“Menurut informasi Danka, perbedaan nilai kalor yang cukup besar ini tidak hanya mengakibatkan denda dari VT4 kepada Danka, tetapi juga menyebabkan kerugian besar pada reputasi dan kedudukan Danka, yang menempatkan perusahaan pada risiko dikeluarkan dari transaksi bisnis pada masa mendatang dengan pembangkit listrik ini,” bunyi surat tersebut, dikutip Jumat (8/11/2024)
MOIT juga mengatakan kekhawatiran bahwa sengketa perdagangan bisa terjadi antara perusahaan Vietnam dan Indonesia secara umum, dan antara Danka dan SGER secara khusus. Hal ini dapat memberikan dampak negatif pada hubungan perdagangan kedua negara di masa mendatang jika sengketa tersebut tetap tidak terselesaikan.
Karena itu, MOIT meminta kerja sama Kementerian ESDM. Pertama, KESDM diminta memverifikasi masalah ini dengan pihak terkait. Kedua, membantu upaya Danka untuk memulihkan kerugian finansialnya, jika laporan penipuan perdagangan Danka terbukti benar.
Ketiga, menghindari kemungkinan terjadinya insiden serupa antara perusahaan Vietnam dan Indonesia yang beroperasi di sektor impor batu bara di masa mendatang.
“Vietnam tetap berkomitmen untuk membina hubungan perdagangan bilateral yang kuat dengan Indonesia dan berupaya menyelesaikan masalah ini secara damai dan dengan memperhatikan prinsip-prinsip keadilan dan transparansi,” tulis MOIT.

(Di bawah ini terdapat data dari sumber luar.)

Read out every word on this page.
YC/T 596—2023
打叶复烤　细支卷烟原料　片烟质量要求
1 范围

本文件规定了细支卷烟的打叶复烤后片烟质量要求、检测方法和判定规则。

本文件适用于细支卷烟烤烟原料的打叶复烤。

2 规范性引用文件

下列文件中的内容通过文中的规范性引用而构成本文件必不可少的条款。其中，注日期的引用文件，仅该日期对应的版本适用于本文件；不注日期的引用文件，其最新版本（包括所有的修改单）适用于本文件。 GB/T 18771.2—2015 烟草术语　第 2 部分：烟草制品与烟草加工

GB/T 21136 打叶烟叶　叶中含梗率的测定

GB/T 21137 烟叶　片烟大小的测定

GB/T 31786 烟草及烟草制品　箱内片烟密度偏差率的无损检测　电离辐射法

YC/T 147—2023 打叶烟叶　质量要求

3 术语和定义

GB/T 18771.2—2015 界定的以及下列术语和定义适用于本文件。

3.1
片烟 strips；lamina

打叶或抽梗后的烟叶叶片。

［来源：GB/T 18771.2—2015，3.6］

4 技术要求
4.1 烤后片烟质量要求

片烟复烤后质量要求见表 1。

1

Selain surat dari Menteri Industri dan Perdagangannya Vietnam ke Indonesia, pada 2 Oktober 2024, Duta Besar Vietnam untuk Indonesia Tạ Văn Thông juga menyurati SGER. Isi dari surat bernomor No.24/SQ/2024 itu adalah meminta penjelasan atas persoalan Danka dan SGER.
Pada 7 November 2024, SGER pun menjawab surat dari Tạ Văn Thông. Surat yang diteken Direktur Utama SGER, Welly Thomas itu menyampaikan beberapa hal. Pertama, baik Danka dan SGER sepakat menggunakan jasa surveyor independen, PT Anindya Wiraputra Konsult, untuk memeriksa kargo.